那是一个字。一个用极细的刻针划出的、模糊不清的篆体字——“玄”。
玄?代表着什么?某个组织的代号?接收人的标记?还是传递者的身份?
兰草蜷缩在温暖的稻草窝旁,小心翼翼地抱着那只被包扎好的灰鸽。鸽子虚弱地靠在她怀里,小脑袋无力地耷拉着,但呼吸似乎平稳了一些。兰草的大眼睛看看鸽子,又看看沈云舒手中那冰冷神秘的铜管,怯生生地问:“姐姐…小灰…能救活吗?”她的声音里充满了担忧和期待。
“能。”沈云舒的回答斩钉截铁,目光却如同被焊死在铜管上,没有丝毫偏移。救活鸽子是手段,这铜管里的东西,才是关键!是解开冷宫死局、撬动外面那潭深不见底浑水的唯一支点!
她不再犹豫。拔下头上那根末端尖锐、曾验过毒的银簪。簪尖在火光下闪烁着一点寒星。她将簪尾对准铜管封口的火漆边缘,手腕稳定得如同磐石,没有丝毫颤抖。簪尖极其精准地刺入火漆与铜管壁的微小缝隙,然后,手腕极其轻微地一旋、一撬!
“咔哒。”
一声极其轻微的脆响。那块凝固的暗红色火漆应声而落,掉在冰冷的地面上,碎成几瓣。
铜管口打开了。
一股淡淡的、混合着墨汁和某种特殊植物清苦气味的微凉气息,从管口飘散出来。
沈云舒屏住呼吸,指尖探入铜管内。她的动作轻柔而稳定,如同进行最精密的手术。很快,她的指尖触碰到了里面卷着的东西。她小心翼翼地将其夹了出来。
一卷素帛。薄如蝉翼,近乎透明,触手冰凉柔韧。这是最顶级的“蝉翼宣”,轻薄坚韧,遇水不洇,专用于传递最机密的文字信息。

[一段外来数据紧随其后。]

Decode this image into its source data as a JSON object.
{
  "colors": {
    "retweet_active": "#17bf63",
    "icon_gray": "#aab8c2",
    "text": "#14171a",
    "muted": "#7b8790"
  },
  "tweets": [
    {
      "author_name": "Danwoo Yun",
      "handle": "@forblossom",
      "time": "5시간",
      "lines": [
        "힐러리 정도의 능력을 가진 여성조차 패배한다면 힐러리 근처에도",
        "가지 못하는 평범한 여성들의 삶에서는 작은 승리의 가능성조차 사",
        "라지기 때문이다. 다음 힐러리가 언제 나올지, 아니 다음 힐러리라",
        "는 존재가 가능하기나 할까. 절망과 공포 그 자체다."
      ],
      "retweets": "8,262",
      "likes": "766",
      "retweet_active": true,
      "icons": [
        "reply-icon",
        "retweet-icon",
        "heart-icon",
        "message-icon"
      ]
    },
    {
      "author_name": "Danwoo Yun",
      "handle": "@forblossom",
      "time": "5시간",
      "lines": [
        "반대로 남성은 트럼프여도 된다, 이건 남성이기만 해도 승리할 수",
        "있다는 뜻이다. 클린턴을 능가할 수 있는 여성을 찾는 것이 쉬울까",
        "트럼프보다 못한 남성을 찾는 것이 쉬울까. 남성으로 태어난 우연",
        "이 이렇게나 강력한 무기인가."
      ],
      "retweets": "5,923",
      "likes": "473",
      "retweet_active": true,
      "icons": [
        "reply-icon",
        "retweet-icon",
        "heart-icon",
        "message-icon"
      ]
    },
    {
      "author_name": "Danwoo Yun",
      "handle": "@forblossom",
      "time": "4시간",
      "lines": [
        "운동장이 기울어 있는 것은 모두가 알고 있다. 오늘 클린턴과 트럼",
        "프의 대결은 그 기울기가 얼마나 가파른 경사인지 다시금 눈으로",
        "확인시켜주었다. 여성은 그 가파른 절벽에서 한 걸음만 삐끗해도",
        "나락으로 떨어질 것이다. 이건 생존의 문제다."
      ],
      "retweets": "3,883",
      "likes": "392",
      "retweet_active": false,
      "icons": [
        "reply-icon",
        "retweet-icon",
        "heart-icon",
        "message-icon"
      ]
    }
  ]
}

她将素帛在膝上缓缓展开。火光映照下,素白的绢帛上,并没有预想中整齐排列的文字或图画。
只有密密麻麻、毫无规律可言的——墨点!
大大小小,深深浅浅,如同顽童打翻了墨瓶泼洒上去,又像是夜空里杂乱无章的星子,毫无逻辑地散布在整张绢帛之上!
“乱码?”沈云舒的眉头瞬间紧锁,形成一个深刻的川字。心脏像是被一只冰冷的手攥了一下。千辛万苦得到的线索,竟是一张天书?
不可能!这绝不是无意义的涂鸦!陆明渊那种老狐狸,传递如此隐秘的信息,绝不会用毫无意义的乱码!这必然是一种加密方式!
她的目光如同最精密的扫描仪,飞速扫过那些杂乱无章的墨点。大小…深浅…排列的疏密…是否有某种规律?九宫格?八卦方位?还是某种特定的书籍页码对应?
思绪飞速转动,无数种古典加密方式在她脑海中掠过。但每一种似乎都无法完美契合眼前这毫无头绪的墨点阵列。时间仿佛在寂静中凝固,只有火堆里偶尔爆裂的木炭发出轻微的“噼啪”声。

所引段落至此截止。